Ce nouvel environnement dans lequel évoluent les médias, traditionnels ou dernier cri, est trompeur. En effet, l’abondance et la diversité de la matière première – la brique d’information – qu’il génère pourrait laisser croire à une variété accrue dans les produits finis, les articles et reportages que nous consommons chaque jour. Or, et tel est le premier paradoxe qui se dessine à la lecture des UBM récents, l’abondance de l’information en continu semble aujourd’hui ne servir qu’à nourrir et exacerber les plus gros sujets d’actualité. Malgré l’accroissement de l’information disponible,l’attention des médias semble se focaliser autour d’un nombre de plus en plus restreint de sujets. Si l’emballement médiatique était autrefois un accident, il est devenu, depuis le Web 2.0, le produit quasi-quotidien de l’information continue.

Second paradoxe, l’augmentation des emballements apparaît non comme une manifestation de puissance mais comme un indicateur d’affaiblissement généralisé des médias. C’est en eff et parce qu’ils sont fragilisés dans leur modèle économique, qu’ils se retrouvent emportés dans cet excès permanent, sans doute au détriment de la qualité et de la diversité de l’information.

 

Auteurs: Nicolas Govillot, Nicolas Manquest et Dimitri Petrakis, ingénieurs des mines
Nos remerciements à Kantar Media pour les données d’UBM

Notes:

[1] Le cauchemar médiatique, Daniel Schneidermann, Denoël, 2003.
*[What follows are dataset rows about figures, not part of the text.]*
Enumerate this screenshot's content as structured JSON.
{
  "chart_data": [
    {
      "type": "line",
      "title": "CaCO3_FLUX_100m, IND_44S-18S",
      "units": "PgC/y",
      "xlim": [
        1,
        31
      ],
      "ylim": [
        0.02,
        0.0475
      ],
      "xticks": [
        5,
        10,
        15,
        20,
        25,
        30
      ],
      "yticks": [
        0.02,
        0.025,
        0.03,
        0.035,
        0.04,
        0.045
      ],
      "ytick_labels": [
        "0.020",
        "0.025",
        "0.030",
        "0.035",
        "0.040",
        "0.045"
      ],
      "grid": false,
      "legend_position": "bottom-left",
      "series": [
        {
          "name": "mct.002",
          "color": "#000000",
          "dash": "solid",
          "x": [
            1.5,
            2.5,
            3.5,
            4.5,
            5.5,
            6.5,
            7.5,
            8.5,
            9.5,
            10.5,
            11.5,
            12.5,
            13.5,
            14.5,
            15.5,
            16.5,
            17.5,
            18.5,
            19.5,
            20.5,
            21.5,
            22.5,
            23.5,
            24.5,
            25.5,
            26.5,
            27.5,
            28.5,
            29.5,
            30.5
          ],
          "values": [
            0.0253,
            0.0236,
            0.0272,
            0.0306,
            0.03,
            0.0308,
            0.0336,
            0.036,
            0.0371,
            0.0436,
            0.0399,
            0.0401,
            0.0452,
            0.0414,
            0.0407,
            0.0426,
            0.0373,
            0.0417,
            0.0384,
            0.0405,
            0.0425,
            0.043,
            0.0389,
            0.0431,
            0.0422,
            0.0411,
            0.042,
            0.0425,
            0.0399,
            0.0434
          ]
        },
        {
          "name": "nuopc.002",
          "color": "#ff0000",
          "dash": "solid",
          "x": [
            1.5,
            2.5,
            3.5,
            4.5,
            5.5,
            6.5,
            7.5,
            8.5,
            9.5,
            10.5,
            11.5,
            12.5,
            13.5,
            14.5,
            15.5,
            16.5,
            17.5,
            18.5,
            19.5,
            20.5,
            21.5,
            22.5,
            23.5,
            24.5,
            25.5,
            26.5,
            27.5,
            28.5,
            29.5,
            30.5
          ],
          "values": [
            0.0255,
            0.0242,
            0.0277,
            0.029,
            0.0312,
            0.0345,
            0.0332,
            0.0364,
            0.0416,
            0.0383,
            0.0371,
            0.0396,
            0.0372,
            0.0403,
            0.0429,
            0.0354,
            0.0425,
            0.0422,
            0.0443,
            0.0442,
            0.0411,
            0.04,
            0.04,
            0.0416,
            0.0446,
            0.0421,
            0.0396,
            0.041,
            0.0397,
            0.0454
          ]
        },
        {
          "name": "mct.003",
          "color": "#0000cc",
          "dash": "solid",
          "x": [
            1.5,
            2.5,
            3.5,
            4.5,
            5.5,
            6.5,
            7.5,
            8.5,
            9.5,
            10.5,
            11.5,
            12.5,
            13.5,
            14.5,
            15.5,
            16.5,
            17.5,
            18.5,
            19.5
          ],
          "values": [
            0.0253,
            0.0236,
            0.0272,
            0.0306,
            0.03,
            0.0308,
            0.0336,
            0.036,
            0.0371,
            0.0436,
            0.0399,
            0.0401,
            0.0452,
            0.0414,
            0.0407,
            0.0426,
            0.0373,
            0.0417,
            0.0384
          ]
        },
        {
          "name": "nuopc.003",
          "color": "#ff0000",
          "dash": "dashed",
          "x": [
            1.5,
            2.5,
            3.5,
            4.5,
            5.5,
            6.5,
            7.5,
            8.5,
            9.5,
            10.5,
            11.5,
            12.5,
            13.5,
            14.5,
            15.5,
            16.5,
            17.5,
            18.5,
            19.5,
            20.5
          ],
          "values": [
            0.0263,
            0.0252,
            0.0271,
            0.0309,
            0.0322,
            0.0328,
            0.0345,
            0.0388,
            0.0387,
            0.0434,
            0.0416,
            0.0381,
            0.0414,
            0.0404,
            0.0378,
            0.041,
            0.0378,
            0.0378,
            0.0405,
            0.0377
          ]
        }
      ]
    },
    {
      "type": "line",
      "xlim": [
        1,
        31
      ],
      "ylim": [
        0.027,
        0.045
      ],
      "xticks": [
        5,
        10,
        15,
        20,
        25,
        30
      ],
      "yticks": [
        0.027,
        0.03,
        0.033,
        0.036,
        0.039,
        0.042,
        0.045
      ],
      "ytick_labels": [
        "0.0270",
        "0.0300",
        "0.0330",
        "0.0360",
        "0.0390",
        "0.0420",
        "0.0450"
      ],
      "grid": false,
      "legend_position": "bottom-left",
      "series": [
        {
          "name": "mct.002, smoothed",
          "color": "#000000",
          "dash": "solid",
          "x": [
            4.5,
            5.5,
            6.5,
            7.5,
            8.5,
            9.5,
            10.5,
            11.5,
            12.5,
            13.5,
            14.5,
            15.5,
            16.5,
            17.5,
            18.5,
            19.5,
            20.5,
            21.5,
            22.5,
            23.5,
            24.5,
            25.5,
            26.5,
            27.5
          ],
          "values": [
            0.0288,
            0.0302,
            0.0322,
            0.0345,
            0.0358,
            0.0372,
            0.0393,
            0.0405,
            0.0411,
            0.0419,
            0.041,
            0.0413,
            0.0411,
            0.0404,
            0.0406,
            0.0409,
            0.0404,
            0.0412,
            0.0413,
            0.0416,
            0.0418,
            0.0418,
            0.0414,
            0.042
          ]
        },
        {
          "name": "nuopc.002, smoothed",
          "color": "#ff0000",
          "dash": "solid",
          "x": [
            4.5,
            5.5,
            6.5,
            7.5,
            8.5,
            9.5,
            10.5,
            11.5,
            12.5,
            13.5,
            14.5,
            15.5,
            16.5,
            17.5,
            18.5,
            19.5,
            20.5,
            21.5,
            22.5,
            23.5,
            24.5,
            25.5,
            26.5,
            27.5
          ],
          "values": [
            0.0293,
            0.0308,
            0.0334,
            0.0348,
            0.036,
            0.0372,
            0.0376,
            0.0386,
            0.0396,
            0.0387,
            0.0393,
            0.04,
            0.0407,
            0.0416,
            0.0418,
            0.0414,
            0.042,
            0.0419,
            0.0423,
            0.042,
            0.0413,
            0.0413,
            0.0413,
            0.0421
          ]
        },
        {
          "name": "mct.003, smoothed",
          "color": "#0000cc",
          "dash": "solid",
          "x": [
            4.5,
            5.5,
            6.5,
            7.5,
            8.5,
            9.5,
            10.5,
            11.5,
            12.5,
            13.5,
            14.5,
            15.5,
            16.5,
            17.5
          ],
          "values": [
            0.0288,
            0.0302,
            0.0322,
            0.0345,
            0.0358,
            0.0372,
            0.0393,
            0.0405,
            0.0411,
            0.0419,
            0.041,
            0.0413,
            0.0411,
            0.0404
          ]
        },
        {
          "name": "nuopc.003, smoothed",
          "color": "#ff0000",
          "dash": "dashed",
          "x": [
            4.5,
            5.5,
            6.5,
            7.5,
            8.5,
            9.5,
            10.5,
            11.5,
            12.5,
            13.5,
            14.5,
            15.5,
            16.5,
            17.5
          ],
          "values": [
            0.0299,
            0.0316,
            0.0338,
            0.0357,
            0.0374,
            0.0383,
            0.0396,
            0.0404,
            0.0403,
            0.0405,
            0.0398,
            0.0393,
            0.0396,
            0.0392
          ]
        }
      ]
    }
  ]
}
[2] La semaine où Jérôme Kerviel a failli faire sauter le système bancaire mondial, Hugues Le Bret, Les Arènes, 2010.

[3] Sur Facebook, il s’agit de la publication d’un article sur son mur (wall) ; sur Twitter, ce partage se fait par le biais de l’utilisation d’adresses URL abrégées dans les posts.

[4] Les versions en ligne des médias permettent de réagir très vite aux tendances de popularité des sujets en réorganisant les titres en fonction.

[5] Un témoin involontaire de l’opération, Sohaib Athar, a décrit en temps réel ce qui s’est avéré ensuite être l’arrivée des troupes américaines à proximité de la résidence d’Oussama Ben Laden.